Clopidogrel is a mainstay of the treatment of cardiovascular disease, but resistance, variable response and irreversibility can cause problems
The P2Y12 receptor antagonist antiplatelet drug clopidogrel is a mainstay of the treatment of patients with cardiovascular disease, but resistance can develop, response is variable and problems arise from its irreversibility if acute surgery is needed. Several further drugs in the same class have been investigated. Another P2Y12 antagonist, elinogrel, is being developed by Novartis, under licence from Portola Pharmaceuticals; one advantage is that it is reversible.1
In an initial Phase II trial, 20 stable patients who had previously had a stent implanted and had high on-treatment platelet reactivity with standard antiplatelet therapy were given a single 60mg oral dose of elinogrel.2 Within four hours of dosing, platelet reactivity dropped, and this effect was reversible, returning to baseline levels within 24 hours.

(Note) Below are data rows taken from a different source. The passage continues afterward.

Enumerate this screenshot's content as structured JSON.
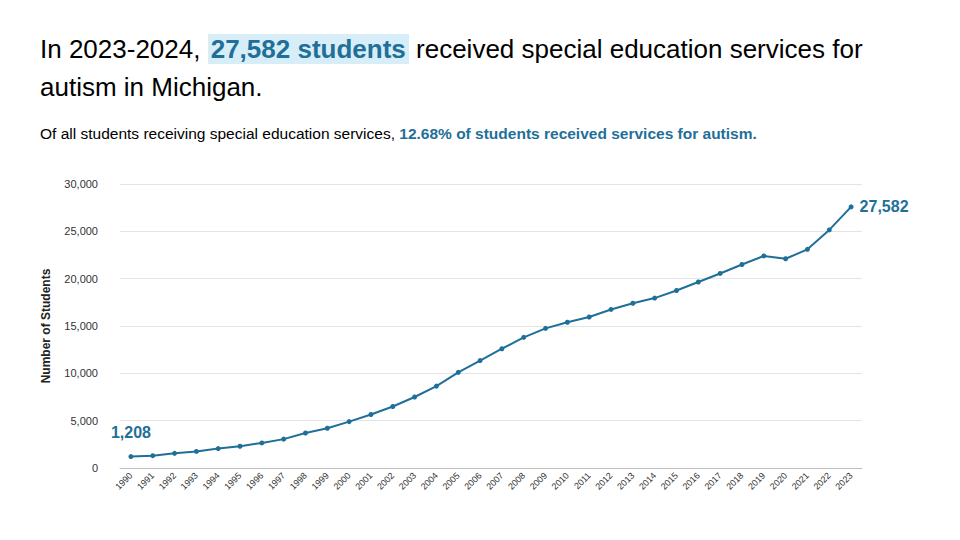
{
  "chart_data": {
    "type": "line",
    "title": "In 2023-2024, 27,582 students received special education services for autism in Michigan.",
    "title_highlight": "27,582 students",
    "subtitle": "Of all students receiving special education services, 12.68% of students received services for autism.",
    "subtitle_highlight": "12.68% of students received services for autism.",
    "y_label": "Number of Students",
    "categories": [
      "1990",
      "1991",
      "1992",
      "1993",
      "1994",
      "1995",
      "1996",
      "1997",
      "1998",
      "1999",
      "2000",
      "2001",
      "2002",
      "2003",
      "2004",
      "2005",
      "2006",
      "2007",
      "2008",
      "2009",
      "2010",
      "2011",
      "2012",
      "2013",
      "2014",
      "2015",
      "2016",
      "2017",
      "2018",
      "2019",
      "2020",
      "2021",
      "2022",
      "2023"
    ],
    "values": [
      1208,
      1300,
      1550,
      1750,
      2050,
      2300,
      2650,
      3050,
      3700,
      4200,
      4900,
      5650,
      6500,
      7500,
      8650,
      10100,
      11350,
      12600,
      13800,
      14750,
      15400,
      15950,
      16750,
      17400,
      17950,
      18750,
      19650,
      20550,
      21500,
      22400,
      22100,
      23100,
      25150,
      27582
    ],
    "annotations": [
      {
        "x": "1990",
        "y": 1208,
        "text": "1,208"
      },
      {
        "x": "2023",
        "y": 27582,
        "text": "27,582"
      }
    ],
    "color": "#1f6f98",
    "marker": "circle",
    "ylim": [
      0,
      30000
    ],
    "yticks": [
      0,
      5000,
      10000,
      15000,
      20000,
      25000,
      30000
    ],
    "grid": true
  }
}
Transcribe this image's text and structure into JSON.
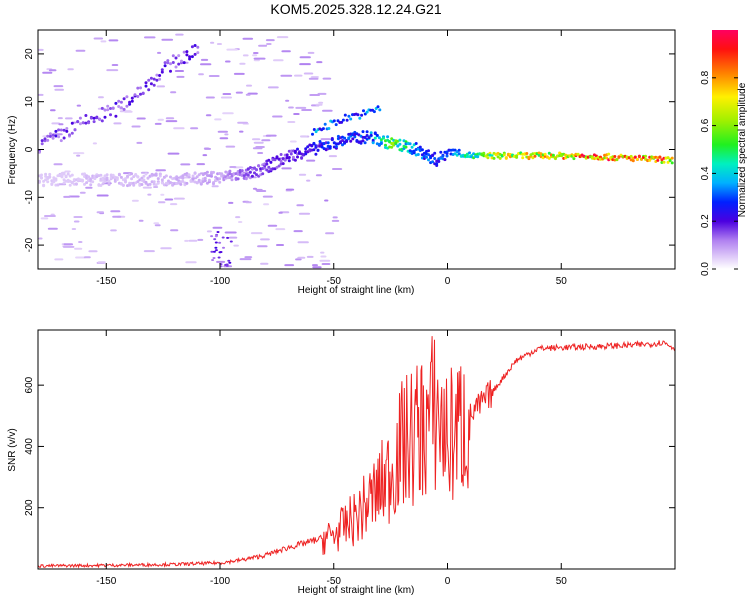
{
  "page_title": "KOM5.2025.328.12.24.G21",
  "chart_data": [
    {
      "type": "heatmap",
      "title": "KOM5.2025.328.12.24.G21",
      "xlabel": "Height of straight line (km)",
      "ylabel": "Frequency (Hz)",
      "xlim": [
        -180,
        100
      ],
      "ylim": [
        -25,
        25
      ],
      "xticks": [
        -150,
        -100,
        -50,
        0,
        50
      ],
      "yticks": [
        -20,
        -10,
        0,
        10,
        20
      ],
      "colorbar": {
        "label": "Normalized spectral amplitude",
        "range": [
          0,
          1
        ],
        "ticks": [
          "0.0",
          "0.2",
          "0.4",
          "0.6",
          "0.8"
        ]
      },
      "ridge": {
        "description_points_x": [
          -180,
          -150,
          -120,
          -100,
          -85,
          -70,
          -55,
          -45,
          -35,
          -25,
          -15,
          -5,
          0,
          10,
          20,
          40,
          60,
          80,
          100
        ],
        "frequency_hz": [
          -6,
          -6,
          -6,
          -5.5,
          -4.5,
          -1,
          1,
          2.5,
          3,
          1.5,
          0.5,
          -2,
          0,
          -1,
          -1,
          -1,
          -1,
          -1.5,
          -2
        ],
        "amplitude": [
          0.05,
          0.07,
          0.08,
          0.1,
          0.18,
          0.2,
          0.28,
          0.3,
          0.35,
          0.6,
          0.4,
          0.3,
          0.35,
          0.5,
          0.7,
          0.8,
          0.9,
          0.95,
          0.85
        ]
      },
      "secondary_ridge": {
        "x": [
          -180,
          -160,
          -145,
          -130,
          -120,
          -110
        ],
        "frequency_hz": [
          1,
          6,
          9,
          15,
          19,
          21
        ]
      },
      "upper_branch": {
        "x": [
          -60,
          -50,
          -45,
          -40,
          -35,
          -30
        ],
        "frequency_hz": [
          4,
          6,
          7,
          7.5,
          8,
          9
        ]
      }
    },
    {
      "type": "line",
      "xlabel": "Height of straight line (km)",
      "ylabel": "SNR (v/v)",
      "xlim": [
        -180,
        100
      ],
      "ylim": [
        0,
        780
      ],
      "xticks": [
        -150,
        -100,
        -50,
        0,
        50
      ],
      "yticks": [
        200,
        400,
        600
      ],
      "series": [
        {
          "name": "SNR",
          "color": "#ee2222",
          "anchor_x": [
            -180,
            -150,
            -120,
            -100,
            -90,
            -80,
            -70,
            -60,
            -50,
            -40,
            -30,
            -25,
            -20,
            -10,
            -5,
            0,
            10,
            20,
            30,
            40,
            60,
            80,
            90,
            95,
            100
          ],
          "anchor_y": [
            10,
            12,
            15,
            20,
            30,
            45,
            70,
            90,
            110,
            170,
            260,
            320,
            400,
            470,
            520,
            420,
            500,
            580,
            680,
            720,
            725,
            730,
            735,
            740,
            720
          ]
        }
      ]
    }
  ]
}
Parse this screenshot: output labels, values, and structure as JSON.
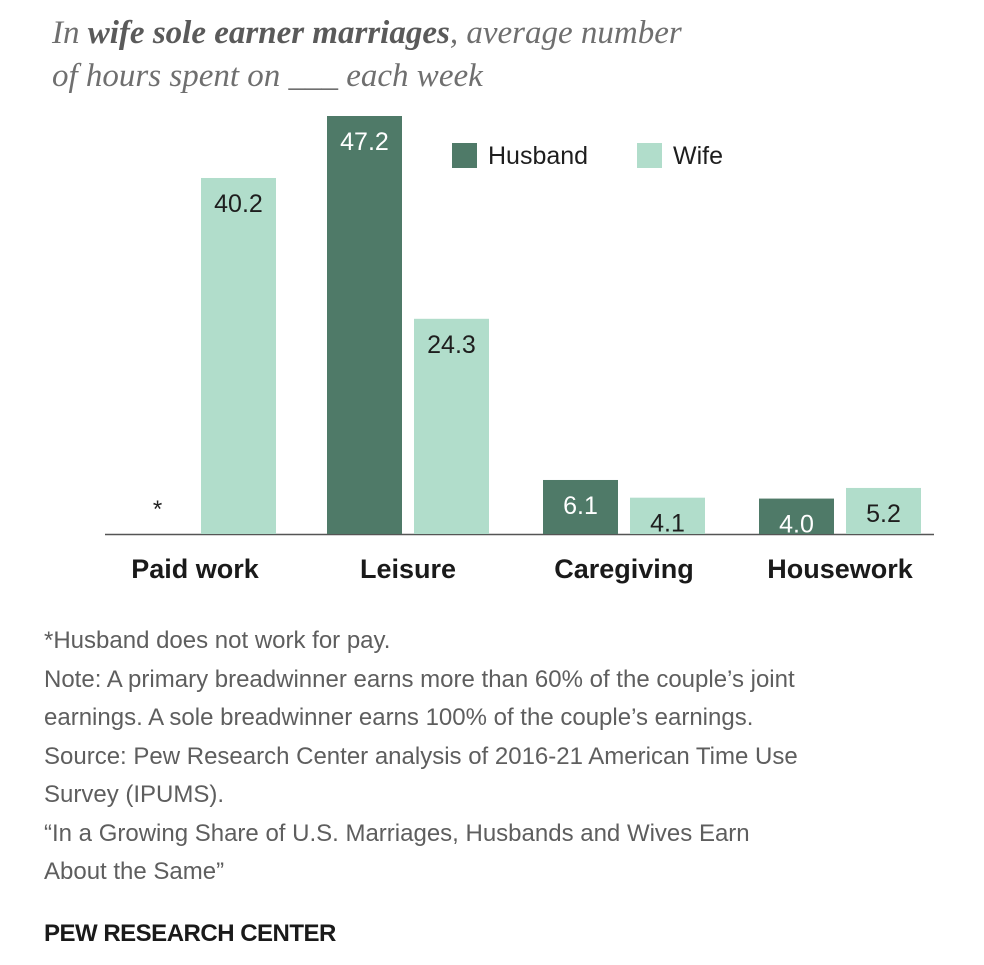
{
  "title": {
    "prefix": "In ",
    "emphasis": "wife sole earner marriages",
    "rest": ", average number",
    "line2": "of hours spent on ___ each week"
  },
  "colors": {
    "husband": "#4f7a68",
    "wife": "#b1ddcb",
    "axis": "#555555"
  },
  "chart_data": {
    "type": "bar",
    "categories": [
      "Paid work",
      "Leisure",
      "Caregiving",
      "Housework"
    ],
    "series": [
      {
        "name": "Husband",
        "values": [
          null,
          47.2,
          6.1,
          4.0
        ],
        "labels": [
          "*",
          "47.2",
          "6.1",
          "4.0"
        ]
      },
      {
        "name": "Wife",
        "values": [
          40.2,
          24.3,
          4.1,
          5.2
        ],
        "labels": [
          "40.2",
          "24.3",
          "4.1",
          "5.2"
        ]
      }
    ],
    "ylim": [
      0,
      47.2
    ],
    "legend": "top-right",
    "grid": false
  },
  "notes": [
    "*Husband does not work for pay.",
    "Note: A primary breadwinner earns more than 60% of the couple’s joint",
    "earnings. A sole breadwinner earns 100% of the couple’s earnings.",
    "Source: Pew Research Center analysis of 2016-21 American Time Use",
    "Survey (IPUMS).",
    "“In a Growing Share of U.S. Marriages, Husbands and Wives Earn",
    "About the Same”"
  ],
  "brand": "PEW RESEARCH CENTER"
}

A pilot Phase IIa randomised, double blind, placebo-controlled, dose escalation study has also been carried out in patients undergoing percutaneous intervention (PCI).3 Subjects were given 10, 20, 40 or 60mg of elinogrel or placebo as a single intravenous bolus ahead of the diagnostic angiogram before primary PCI. All patients also received a 600mg loading dose of clopidogrel and a further 300mg loading dose of clopidogrel four hours after the PCI. Bleeding events were infrequent, and were similar in all patients, and there were no other serious adverse event differences between the groups.
A further randomised, double blind, active controlled trial was also carried out to compare elinogrel with clopidogrel.4,5 A total of 800 patients undergoing PCI were given 80mg elinogrel intravenously before PCI followed by 50 or 100mg orally for 60 days, or a 300 or 600mg loading dose of clopidogrel before PCI followed by 75mg daily doses for 60 days. They found that elinogrel gave platelet inhibition that was both more rapid and more potent than clopidogrel, and the inhibition was sustained after the initial intravenous dose into the oral dosing. There was no significant difference in bleeding between the groups. A Phase III trial in 24,000 patients who have had myocardial infarction is now planned.
1. P. Conley et al. Blood, 2006, 108 (11), Abst 900
2. P.A. Gurbel et al. J. Thromb. Haemost. 2010, 8, 43
3. J.S. Berger et al. Am. Heart J. 2009, 158, 998
4. S. Leonardi et al. Am. Heart J. 2010, 160, 65
5. S. Rao et al. ESC Congress 2010 (28 Aug – Sep 1, Stockholm), Abst.